Let’s clear up the confusion. Many people hear "classic car " and think only of pre-1980 models. The landscape has changed. Insurers like Hagerty have adapted to a market where cars from the 1990s and 2000s are now sought-after. The magic number you’ll often hear is 20 years. That’s a reliable rule of thumb. But the real criteria are collectibility and usage.
Is the car something people are starting to collect? Is it driven only for weekends and shows? These are the deciding factors. For a car newer than that, say a 2015 high-performance model, it must pass a higher bar. It needs to be a recognized performer, rare, or have a cult following. The baseline is a $3,500 minimum value to even start the conversation. So, age opens the door, but the car’s character and how you use it get you the policy.

My experience was straightforward. I have a 2002 Corvette, barely over the 20-year line. When I applied online, the questions weren’t just about the car’s year and model. They focused on my driving habits: “How many miles do you plan to drive annually?” and “What is the primary purpose of use?” The options were things like “car shows,” “pleasure driving,” and “hobby restoration.” They also required an agreed value, which I got from their tool. For me, meeting the age minimum made it simple. If your car is newer, you’ll need to prove its special status more clearly during that same application process.

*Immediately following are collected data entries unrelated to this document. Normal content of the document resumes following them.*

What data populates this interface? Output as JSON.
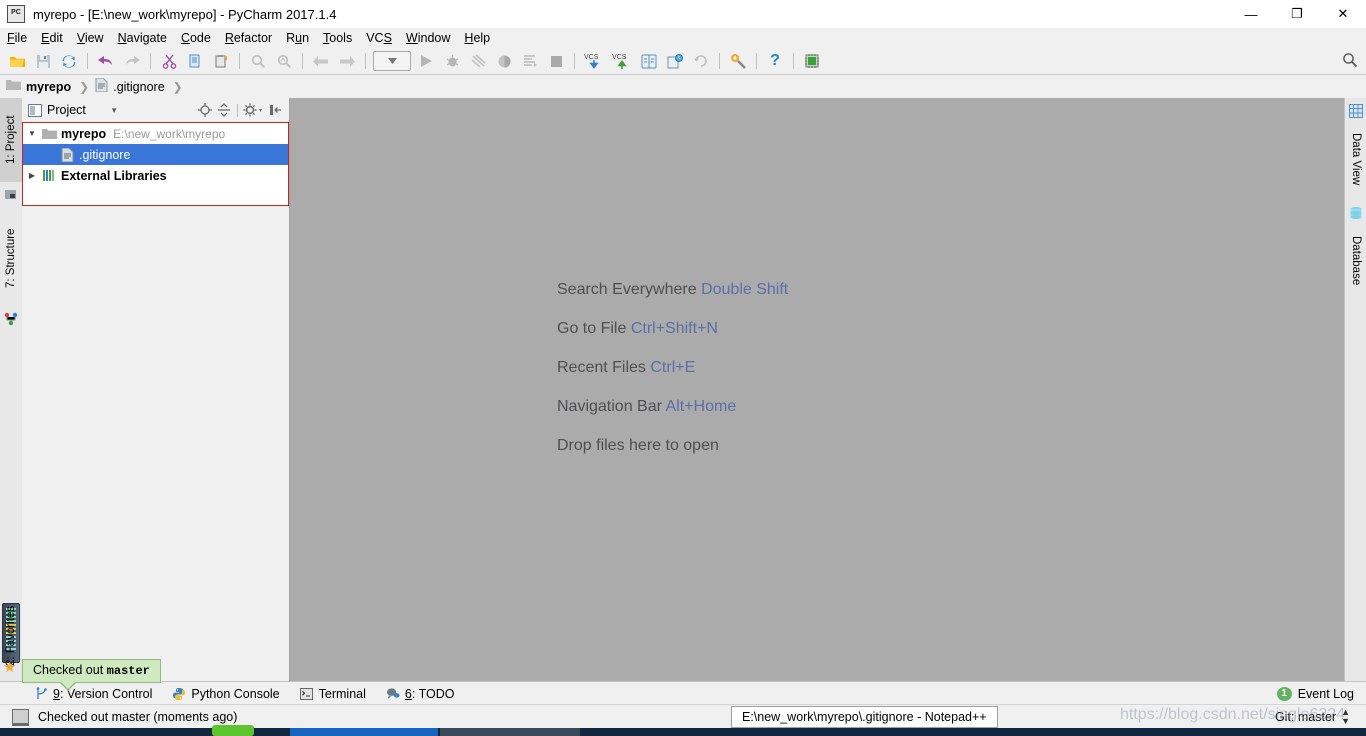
{
  "window": {
    "title": "myrepo - [E:\\new_work\\myrepo] - PyCharm 2017.1.4",
    "app_icon_label": "PC",
    "minimize": "—",
    "maximize": "❐",
    "close": "✕"
  },
  "menubar": {
    "items": [
      {
        "name": "file",
        "label": "File"
      },
      {
        "name": "edit",
        "label": "Edit"
      },
      {
        "name": "view",
        "label": "View"
      },
      {
        "name": "navigate",
        "label": "Navigate"
      },
      {
        "name": "code",
        "label": "Code"
      },
      {
        "name": "refactor",
        "label": "Refactor"
      },
      {
        "name": "run",
        "label": "Run"
      },
      {
        "name": "tools",
        "label": "Tools"
      },
      {
        "name": "vcs",
        "label": "VCS"
      },
      {
        "name": "window",
        "label": "Window"
      },
      {
        "name": "help",
        "label": "Help"
      }
    ]
  },
  "toolbar": {
    "icons": [
      "open-folder-icon",
      "save-all-icon",
      "sync-refresh-icon",
      "undo-icon",
      "redo-icon",
      "cut-icon",
      "copy-icon",
      "paste-icon",
      "find-icon",
      "replace-icon",
      "back-icon",
      "forward-icon",
      "run-config-dropdown",
      "run-icon",
      "debug-icon",
      "coverage-icon",
      "profile-icon",
      "run-console-icon",
      "stop-icon",
      "vcs-update-icon",
      "vcs-commit-icon",
      "vcs-diff-icon",
      "vcs-history-icon",
      "vcs-rollback-icon",
      "settings-wrench-icon",
      "help-icon",
      "save-chip-icon"
    ],
    "vcs_update_label": "VCS",
    "vcs_commit_label": "VCS",
    "help_label": "?",
    "search_icon": "search-icon"
  },
  "breadcrumb": {
    "items": [
      {
        "name": "crumb-myrepo",
        "label": "myrepo",
        "icon": "folder-icon",
        "bold": true
      },
      {
        "name": "crumb-gitignore",
        "label": ".gitignore",
        "icon": "file-icon",
        "bold": false
      }
    ],
    "separator": "❯"
  },
  "left_tool_tabs": [
    {
      "name": "sidebar-tab-project",
      "label": "1: Project",
      "num": "1",
      "rest": ": Project",
      "selected": true,
      "icon": "project-icon"
    },
    {
      "name": "sidebar-tab-structure",
      "label": "7: Structure",
      "num": "7",
      "rest": ": Structure",
      "selected": false,
      "icon": "structure-icon"
    },
    {
      "name": "sidebar-tab-favorites",
      "label": "2: Favorites",
      "num": "2",
      "rest": ": Favorites",
      "selected": false,
      "icon": "favorites-star-icon"
    }
  ],
  "right_tool_tabs": [
    {
      "name": "sidebar-tab-data-view",
      "label": "Data View",
      "icon": "grid-icon"
    },
    {
      "name": "sidebar-tab-database",
      "label": "Database",
      "icon": "database-icon"
    }
  ],
  "project_panel": {
    "title": "Project",
    "caret": "▾",
    "tools": [
      "locate-target-icon",
      "collapse-all-icon",
      "settings-gear-icon",
      "hide-panel-icon"
    ],
    "tree": [
      {
        "name": "tree-node-myrepo",
        "label": "myrepo",
        "path": "E:\\new_work\\myrepo",
        "twisty": "▼",
        "icon": "folder-icon",
        "bold": true,
        "selected": false,
        "indent": 0
      },
      {
        "name": "tree-node-gitignore",
        "label": ".gitignore",
        "path": "",
        "twisty": "",
        "icon": "file-icon",
        "bold": false,
        "selected": true,
        "indent": 1
      },
      {
        "name": "tree-node-external-libraries",
        "label": "External Libraries",
        "path": "",
        "twisty": "▶",
        "icon": "libraries-icon",
        "bold": true,
        "selected": false,
        "indent": 0
      }
    ]
  },
  "editor": {
    "hints": [
      {
        "name": "hint-search-everywhere",
        "text": "Search Everywhere",
        "key": "Double Shift"
      },
      {
        "name": "hint-go-to-file",
        "text": "Go to File",
        "key": "Ctrl+Shift+N"
      },
      {
        "name": "hint-recent-files",
        "text": "Recent Files",
        "key": "Ctrl+E"
      },
      {
        "name": "hint-navigation-bar",
        "text": "Navigation Bar",
        "key": "Alt+Home"
      },
      {
        "name": "hint-drop-files",
        "text": "Drop files here to open",
        "key": ""
      }
    ]
  },
  "bottom_tabs": [
    {
      "name": "bottom-tab-version-control",
      "num": "9",
      "rest": ": Version Control",
      "icon": "branch-icon"
    },
    {
      "name": "bottom-tab-python-console",
      "num": "",
      "rest": "Python Console",
      "icon": "python-icon"
    },
    {
      "name": "bottom-tab-terminal",
      "num": "",
      "rest": "Terminal",
      "icon": "terminal-icon"
    },
    {
      "name": "bottom-tab-todo",
      "num": "6",
      "rest": ": TODO",
      "icon": "todo-icon"
    }
  ],
  "event_log": {
    "count": "1",
    "label": "Event Log"
  },
  "statusbar": {
    "message": "Checked out master (moments ago)",
    "git_label": "Git: master",
    "git_caret": "⬍"
  },
  "balloon_tooltip": {
    "prefix": "Checked out ",
    "branch": "master"
  },
  "taskbar_tooltip": {
    "text": "E:\\new_work\\myrepo\\.gitignore - Notepad++"
  },
  "watermark": {
    "text": "https://blog.csdn.net/single6224",
    "text2": ""
  },
  "colors": {
    "selection_blue": "#3a76d8",
    "tree_border_red": "#c9241f",
    "editor_bg": "#ababab",
    "chrome_bg": "#f0f0f0",
    "hint_key": "#5b6fa8",
    "badge_green": "#63b363",
    "balloon_green": "#cfe9c0"
  }
}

Here’s the deal from a different angle. Hagerty isn’t just selling ; they’re underwriting a lifestyle. Their model breaks down like this. First, they assess risk based on limited, careful use—far lower than a daily commuter’s risk. Second, they understand that a car’s agreed value can appreciate, which standard insurers seldom acknowledge.
For older cars, the main hurdle is proving it’s a hobby car, not your grocery-getter. For newer cars, the challenge is twofold. You must convince them the vehicle itself is an asset. Think low-production numbers, high-displacement engines, or a storied racing pedigree. You also need to demonstrate your commitment as a steward. That means a garage, limited mileage, and maintenance records. The $3,500 value floor for newer models is a practical filter. It immediately separates potential collectibles from depreciating everyday vehicles. In short, if both you and your car pass the “enthusiast” test, the model year becomes a secondary detail.